B. MAIS LES ANALYSES ÉCONOMIQUES DES INSTITUTIONS FINANCIÈRES PRIVÉES INFLUENCENT RELATIVEMENT PEU LES DÉBATS DE POLITIQUE ÉCONOMIQUE GÉNÉRALE

1. Les institutions financières privées s'efforcent de diffuser certains de leurs travaux auprès des décideurs publics et de la presse

Les institutions financières privées s'efforcent de diffuser leurs analyses auprès des décideurs publics. Au delà de leurs contacts avec les services du gouvernement et de la Réserve fédérale, ces institutions présentent ainsi parfois leurs analyses aux staffers des commissions du Congrès, notamment en matière budgétaire.

En outre, lorsque ces institutions produisent des idées originales, elles s'efforcent de les diffuser auprès de la communauté académique, par exemple en en adressant une copie à l'ensemble des membres de l'Association des économistes américains, et surtout auprès des médias. Comme en France, les économistes de marché sont ainsi très fréquemment cités par la presse financière ou conviés à s'exprimer à la télévision, et leur notoriété renforce le prestige de leur institution.

A bien des égards, la place financière de New York est ainsi animée par les débats et les controverses entre économistes de marché, sous le regard de la Réserve fédérale, dont les décisions de politique monétaire jouent in fine un rôle arbitral.

2. Mais les analyses des institutions financières privées sont avant tout destinés à leurs services et à leurs clients

Néanmoins, les économistes de marché travaillent avant tout pour leurs « clients », c'est à dire les opérateurs de marché et les clients de leurs institutions. Ils s'éparpillent donc assez peu dans le débat public.

Cela résulte notamment de ce que les services d'études économiques sont davantage perçus aux États-Unis comme des centres de profit, et non, comme c'est parfois le cas en France, comme des centres de coût.

Les économistes de marché sont ainsi beaucoup mieux rémunérés aux États-Unis qu'en France, parfois même mieux que les cadres dirigeants de leurs institutions.

En contrepartie, ils doivent cependant directement concourir aux profits réalisés par leurs institutions.
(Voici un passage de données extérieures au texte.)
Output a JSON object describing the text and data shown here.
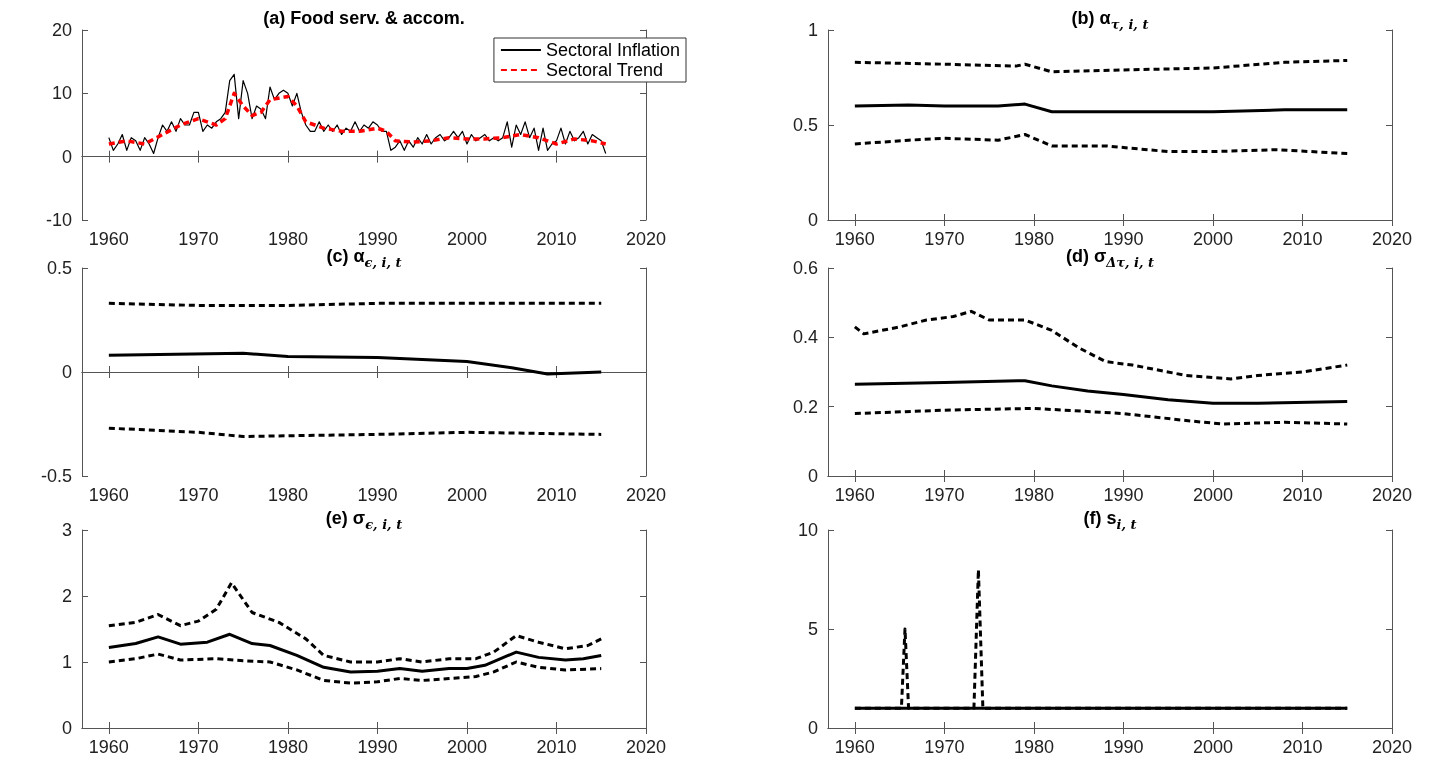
{
  "chart_data": [
    {
      "type": "line",
      "title": "(a) Food serv. & accom.",
      "xlim": [
        1957,
        2020
      ],
      "xticks": [
        1960,
        1970,
        1980,
        1990,
        2000,
        2010,
        2020
      ],
      "ylim": [
        -10,
        20
      ],
      "yticks": [
        -10,
        0,
        10,
        20
      ],
      "legend": "top right",
      "series": [
        {
          "name": "Sectoral Inflation",
          "color": "#000000",
          "line_style": "solid",
          "x": [
            1960,
            1960.5,
            1961,
            1961.5,
            1962,
            1962.5,
            1963,
            1963.5,
            1964,
            1964.5,
            1965,
            1965.5,
            1966,
            1966.5,
            1967,
            1967.5,
            1968,
            1968.5,
            1969,
            1969.5,
            1970,
            1970.5,
            1971,
            1971.5,
            1972,
            1972.5,
            1973,
            1973.5,
            1974,
            1974.5,
            1975,
            1975.5,
            1976,
            1976.5,
            1977,
            1977.5,
            1978,
            1978.5,
            1979,
            1979.5,
            1980,
            1980.5,
            1981,
            1981.5,
            1982,
            1982.5,
            1983,
            1983.5,
            1984,
            1984.5,
            1985,
            1985.5,
            1986,
            1986.5,
            1987,
            1987.5,
            1988,
            1988.5,
            1989,
            1989.5,
            1990,
            1990.5,
            1991,
            1991.5,
            1992,
            1992.5,
            1993,
            1993.5,
            1994,
            1994.5,
            1995,
            1995.5,
            1996,
            1996.5,
            1997,
            1997.5,
            1998,
            1998.5,
            1999,
            1999.5,
            2000,
            2000.5,
            2001,
            2001.5,
            2002,
            2002.5,
            2003,
            2003.5,
            2004,
            2004.5,
            2005,
            2005.5,
            2006,
            2006.5,
            2007,
            2007.5,
            2008,
            2008.5,
            2009,
            2009.5,
            2010,
            2010.5,
            2011,
            2011.5,
            2012,
            2012.5,
            2013,
            2013.5,
            2014,
            2014.5,
            2015,
            2015.5
          ],
          "values": [
            3,
            1,
            2,
            3.5,
            1,
            3,
            2.5,
            1,
            3,
            2,
            0.5,
            3,
            5,
            4,
            5.5,
            4,
            6,
            5,
            5,
            7,
            7,
            4,
            5,
            4.5,
            5.5,
            6,
            7,
            12,
            13,
            6,
            12,
            10,
            6,
            8,
            7.5,
            6,
            11,
            9,
            10,
            10.5,
            10,
            8,
            10,
            7,
            5,
            4,
            4,
            5.5,
            4,
            5,
            4,
            5,
            3.5,
            4.5,
            4,
            5.5,
            4,
            5,
            4.5,
            5.5,
            5,
            4,
            4,
            1,
            1.5,
            2.5,
            1,
            2.5,
            1.5,
            3,
            2,
            3.5,
            2,
            3,
            3.5,
            2.5,
            3,
            4,
            3,
            4,
            2,
            3.5,
            2.5,
            3,
            3.5,
            2.5,
            3,
            2.5,
            3,
            5.5,
            1.5,
            5,
            3.5,
            5.5,
            3,
            4.5,
            1,
            4.5,
            1,
            2,
            2.5,
            4.5,
            2,
            4,
            2.5,
            3,
            4,
            2,
            3.5,
            3,
            2.5,
            0.5
          ]
        },
        {
          "name": "Sectoral Trend",
          "color": "#ff0000",
          "line_style": "dashed",
          "x": [
            1960,
            1962,
            1964,
            1966,
            1968,
            1970,
            1972,
            1973,
            1974,
            1975,
            1976,
            1977,
            1978,
            1980,
            1981,
            1982,
            1984,
            1986,
            1988,
            1990,
            1991,
            1992,
            1994,
            1996,
            1998,
            2000,
            2002,
            2004,
            2006,
            2008,
            2010,
            2012,
            2014,
            2015.5
          ],
          "values": [
            2,
            2.5,
            2,
            3.5,
            5,
            6,
            5,
            6,
            10,
            8,
            6.5,
            7,
            9,
            9.5,
            8,
            5.5,
            4.5,
            4,
            4,
            4.5,
            4,
            2.5,
            2.3,
            2.5,
            3,
            2.8,
            2.8,
            3,
            3.5,
            3,
            2,
            2.8,
            2.5,
            2
          ]
        }
      ]
    },
    {
      "type": "line",
      "title": "(b) α$_{τ, i, t}$",
      "xlim": [
        1957,
        2020
      ],
      "xticks": [
        1960,
        1970,
        1980,
        1990,
        2000,
        2010,
        2020
      ],
      "ylim": [
        0,
        1
      ],
      "yticks": [
        0,
        0.5,
        1
      ],
      "series": [
        {
          "color": "#000000",
          "line_style": "solid",
          "x": [
            1960,
            1966,
            1970,
            1976,
            1979,
            1982,
            1990,
            2000,
            2008,
            2015
          ],
          "values": [
            0.6,
            0.605,
            0.6,
            0.6,
            0.61,
            0.57,
            0.57,
            0.57,
            0.58,
            0.58
          ]
        },
        {
          "color": "#000000",
          "line_style": "dashed",
          "x": [
            1960,
            1970,
            1978,
            1979,
            1982,
            1990,
            2000,
            2008,
            2015
          ],
          "values": [
            0.83,
            0.82,
            0.81,
            0.82,
            0.78,
            0.79,
            0.8,
            0.83,
            0.84
          ]
        },
        {
          "color": "#000000",
          "line_style": "dashed",
          "x": [
            1960,
            1966,
            1970,
            1976,
            1979,
            1982,
            1988,
            1995,
            2000,
            2007,
            2015
          ],
          "values": [
            0.4,
            0.42,
            0.43,
            0.42,
            0.45,
            0.39,
            0.39,
            0.36,
            0.36,
            0.37,
            0.35
          ]
        }
      ]
    },
    {
      "type": "line",
      "title": "(c) α$_{ϵ, i, t}$",
      "xlim": [
        1957,
        2020
      ],
      "xticks": [
        1960,
        1970,
        1980,
        1990,
        2000,
        2010,
        2020
      ],
      "ylim": [
        -0.5,
        0.5
      ],
      "yticks": [
        -0.5,
        0,
        0.5
      ],
      "series": [
        {
          "color": "#000000",
          "line_style": "solid",
          "x": [
            1960,
            1975,
            1980,
            1990,
            2000,
            2005,
            2009,
            2015
          ],
          "values": [
            0.08,
            0.09,
            0.075,
            0.07,
            0.05,
            0.02,
            -0.01,
            0
          ]
        },
        {
          "color": "#000000",
          "line_style": "dashed",
          "x": [
            1960,
            1970,
            1980,
            1990,
            2015
          ],
          "values": [
            0.33,
            0.32,
            0.32,
            0.33,
            0.33
          ]
        },
        {
          "color": "#000000",
          "line_style": "dashed",
          "x": [
            1960,
            1970,
            1975,
            1990,
            2000,
            2015
          ],
          "values": [
            -0.27,
            -0.29,
            -0.31,
            -0.3,
            -0.29,
            -0.3
          ]
        }
      ]
    },
    {
      "type": "line",
      "title": "(d) σ$_{Δτ, i, t}$",
      "xlim": [
        1957,
        2020
      ],
      "xticks": [
        1960,
        1970,
        1980,
        1990,
        2000,
        2010,
        2020
      ],
      "ylim": [
        0,
        0.6
      ],
      "yticks": [
        0,
        0.2,
        0.4,
        0.6
      ],
      "series": [
        {
          "color": "#000000",
          "line_style": "solid",
          "x": [
            1960,
            1970,
            1979,
            1982,
            1986,
            1990,
            1995,
            2000,
            2005,
            2015
          ],
          "values": [
            0.265,
            0.27,
            0.275,
            0.26,
            0.245,
            0.235,
            0.22,
            0.21,
            0.21,
            0.215
          ]
        },
        {
          "color": "#000000",
          "line_style": "dashed",
          "x": [
            1960,
            1961,
            1965,
            1968,
            1971,
            1973,
            1975,
            1979,
            1982,
            1985,
            1988,
            1991,
            1997,
            2002,
            2005,
            2010,
            2015
          ],
          "values": [
            0.43,
            0.41,
            0.43,
            0.45,
            0.46,
            0.475,
            0.45,
            0.45,
            0.42,
            0.37,
            0.33,
            0.32,
            0.29,
            0.28,
            0.29,
            0.3,
            0.32
          ]
        },
        {
          "color": "#000000",
          "line_style": "dashed",
          "x": [
            1960,
            1970,
            1980,
            1990,
            1997,
            2001,
            2008,
            2015
          ],
          "values": [
            0.18,
            0.19,
            0.195,
            0.18,
            0.16,
            0.15,
            0.155,
            0.15
          ]
        }
      ]
    },
    {
      "type": "line",
      "title": "(e) σ$_{ϵ, i, t}$",
      "xlim": [
        1957,
        2020
      ],
      "xticks": [
        1960,
        1970,
        1980,
        1990,
        2000,
        2010,
        2020
      ],
      "ylim": [
        0,
        3
      ],
      "yticks": [
        0,
        1,
        2,
        3
      ],
      "series": [
        {
          "color": "#000000",
          "line_style": "solid",
          "x": [
            1960,
            1963,
            1965.5,
            1968,
            1971,
            1973.5,
            1976,
            1978,
            1981,
            1984,
            1987,
            1990,
            1992.5,
            1995,
            1998,
            2000,
            2002,
            2005.5,
            2008,
            2011,
            2013,
            2015
          ],
          "values": [
            1.22,
            1.28,
            1.38,
            1.27,
            1.3,
            1.42,
            1.28,
            1.25,
            1.1,
            0.92,
            0.85,
            0.86,
            0.9,
            0.86,
            0.9,
            0.9,
            0.95,
            1.15,
            1.07,
            1.03,
            1.05,
            1.1
          ]
        },
        {
          "color": "#000000",
          "line_style": "dashed",
          "x": [
            1960,
            1963,
            1965.5,
            1968,
            1970,
            1972,
            1973.7,
            1976,
            1979,
            1982,
            1984,
            1987,
            1990,
            1992.5,
            1995,
            1998,
            2001,
            2003,
            2005.5,
            2008,
            2011,
            2013.5,
            2015
          ],
          "values": [
            1.55,
            1.6,
            1.72,
            1.55,
            1.62,
            1.8,
            2.2,
            1.75,
            1.6,
            1.35,
            1.1,
            1,
            1,
            1.05,
            1,
            1.05,
            1.05,
            1.15,
            1.4,
            1.3,
            1.2,
            1.25,
            1.35
          ]
        },
        {
          "color": "#000000",
          "line_style": "dashed",
          "x": [
            1960,
            1963,
            1965.5,
            1968,
            1972,
            1975,
            1978,
            1981,
            1984,
            1987,
            1990,
            1992.5,
            1995,
            1998,
            2001,
            2003,
            2005.5,
            2008,
            2011,
            2015
          ],
          "values": [
            1,
            1.05,
            1.12,
            1.03,
            1.05,
            1.02,
            1,
            0.88,
            0.72,
            0.68,
            0.7,
            0.75,
            0.72,
            0.75,
            0.78,
            0.85,
            1,
            0.92,
            0.88,
            0.9
          ]
        }
      ]
    },
    {
      "type": "line",
      "title": "(f) s$_{i, t}$",
      "xlim": [
        1957,
        2020
      ],
      "xticks": [
        1960,
        1970,
        1980,
        1990,
        2000,
        2010,
        2020
      ],
      "ylim": [
        0,
        10
      ],
      "yticks": [
        0,
        5,
        10
      ],
      "series": [
        {
          "color": "#000000",
          "line_style": "dashed",
          "x": [
            1960,
            1965.2,
            1965.6,
            1966,
            1973.3,
            1973.8,
            1974.3,
            2015
          ],
          "values": [
            1,
            1,
            5,
            1,
            1,
            8,
            1,
            1
          ]
        },
        {
          "color": "#000000",
          "line_style": "solid",
          "x": [
            1960,
            2015
          ],
          "values": [
            1,
            1
          ]
        }
      ]
    }
  ]
}
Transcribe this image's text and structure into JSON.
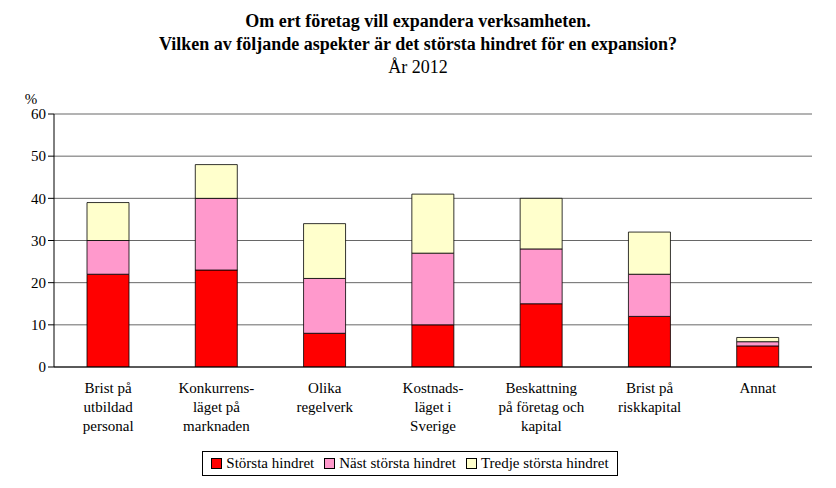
{
  "chart_data": {
    "type": "bar",
    "stacked": true,
    "title": "Om ert företag vill expandera verksamheten.\nVilken av följande aspekter är det största hindret för en expansion?",
    "subtitle": "År 2012",
    "y_label": "%",
    "categories": [
      "Brist på\nutbildad\npersonal",
      "Konkurrens-\nläget på\nmarknaden",
      "Olika\nregelverk",
      "Kostnads-\nläget  i\nSverige",
      "Beskattning\npå företag och\nkapital",
      "Brist på\nriskkapital",
      "Annat"
    ],
    "series": [
      {
        "name": "Största hindret",
        "color": "#ff0000",
        "values": [
          22,
          23,
          8,
          10,
          15,
          12,
          5
        ]
      },
      {
        "name": "Näst största hindret",
        "color": "#ff99cc",
        "values": [
          8,
          17,
          13,
          17,
          13,
          10,
          1
        ]
      },
      {
        "name": "Tredje största hindret",
        "color": "#ffffcc",
        "values": [
          9,
          8,
          13,
          14,
          12,
          10,
          1
        ]
      }
    ],
    "ylim": [
      0,
      60
    ],
    "yticks": [
      0,
      10,
      20,
      30,
      40,
      50,
      60
    ],
    "grid": true,
    "legend": "bottom"
  }
}
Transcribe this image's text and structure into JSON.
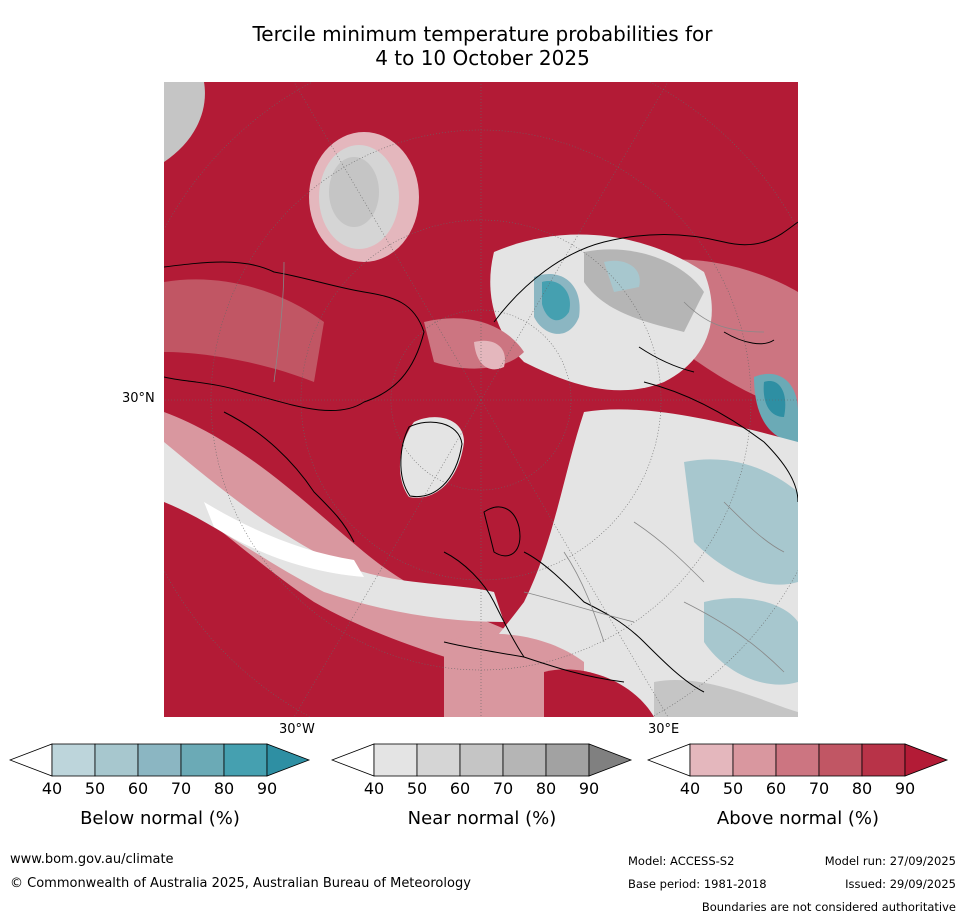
{
  "title": {
    "line1": "Tercile minimum temperature probabilities for",
    "line2": "4 to 10 October 2025"
  },
  "map": {
    "lat_label": "30°N",
    "lon_labels": [
      "30°W",
      "30°E"
    ]
  },
  "colorbars": [
    {
      "name": "below",
      "label": "Below normal (%)",
      "ticks": [
        "40",
        "50",
        "60",
        "70",
        "80",
        "90"
      ],
      "colors": [
        "#ffffff",
        "#bdd5db",
        "#a7c7ce",
        "#8bb6c2",
        "#6baab6",
        "#45a0b0",
        "#2e8fa3"
      ]
    },
    {
      "name": "near",
      "label": "Near normal (%)",
      "ticks": [
        "40",
        "50",
        "60",
        "70",
        "80",
        "90"
      ],
      "colors": [
        "#ffffff",
        "#e4e4e4",
        "#d5d5d5",
        "#c5c5c5",
        "#b5b5b5",
        "#a2a2a2",
        "#808080"
      ]
    },
    {
      "name": "above",
      "label": "Above normal (%)",
      "ticks": [
        "40",
        "50",
        "60",
        "70",
        "80",
        "90"
      ],
      "colors": [
        "#ffffff",
        "#e4b7bd",
        "#d9979f",
        "#cc7581",
        "#c15664",
        "#b83348",
        "#b31b36"
      ]
    }
  ],
  "footer": {
    "url": "www.bom.gov.au/climate",
    "copyright": "© Commonwealth of Australia 2025, Australian Bureau of Meteorology",
    "model": "Model: ACCESS-S2",
    "base_period": "Base period: 1981-2018",
    "model_run": "Model run: 27/09/2025",
    "issued": "Issued: 29/09/2025",
    "disclaimer": "Boundaries are not considered authoritative"
  }
}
Dans certaines banques, les rémunérations des économistes sont ainsi fortement reliées à la qualité de leurs prévisions.

3. Les économistes de marché ont peu de liens avec le Congrès

Les économistes des institutions financières semblent ainsi relativement peu contribuer aux débats de politique économique, à l'exception notable de la politique monétaire et des grandes orientations budgétaires, c'est à dire des politiques publiques qui exercent une influence directe sur les marchés financiers.

En outre leurs travaux relatifs à la politique monétaire et à la politique budgétaire sont comparativement davantage qu'en France des commentaires et des pronostics, et moins des critiques ou des réflexions normatives.

Au total, les analyses des économistes de banque ne jouent pas aux États-Unis un rôle de contre-expertise de même ampleur que celui qu'ils exercent en France.

Les économistes de banque ont ainsi moins de relations avec le Parlement. En particulier, les économistes de banque sont très rarement entendus sur leurs prévisions économiques par les commissions du Congrès , alors que les commissions des finances des assemblées parlementaires françaises auditionnent régulièrement les responsables des services d'études économiques de certaines institutions financières.

De même, les économistes de banque américains ont relativement peu de relations avec les experts des Think Tanks de Washington : ils lisent peu les travaux de ces derniers, et ne leurs diffusent pas toujours les leurs.

Outre le souci de rentabilité  immédiate des services d'études des institutions financières américaines, ces différences entre les États-Unis et la France peuvent trouver leur origine dans trois facteurs explicatifs :

- en premier lieu, l'intervention directe de l'Etat central dans le fonctionnement de l'économie est sans doute moindre aux États-Unis qu'en France. Par exemple, le gouvernement fédéral américain intervient très peu pour réguler les rapports sociaux. En conséquence, les économistes de marché s'intéressent moins aux politiques et aux décisions publiques ;

- en second lieu, les offices du Congrès, la Fed et dans une moindre mesure les Think Tanks , constituent déjà aux États-Unis de puissants lieux de contre-expertise en matière économique face à l'exécutif. Les économistes de banque américains n'ont donc pas comme en France à remplir le vide de contre-expertise ;

- enfin, les places économiques et financières, d'une part, la place politique, d'autre part, sont géographiquement séparées aux États-Unis, alors qu'elles sont concentrées en un même lieu (à Paris) en France.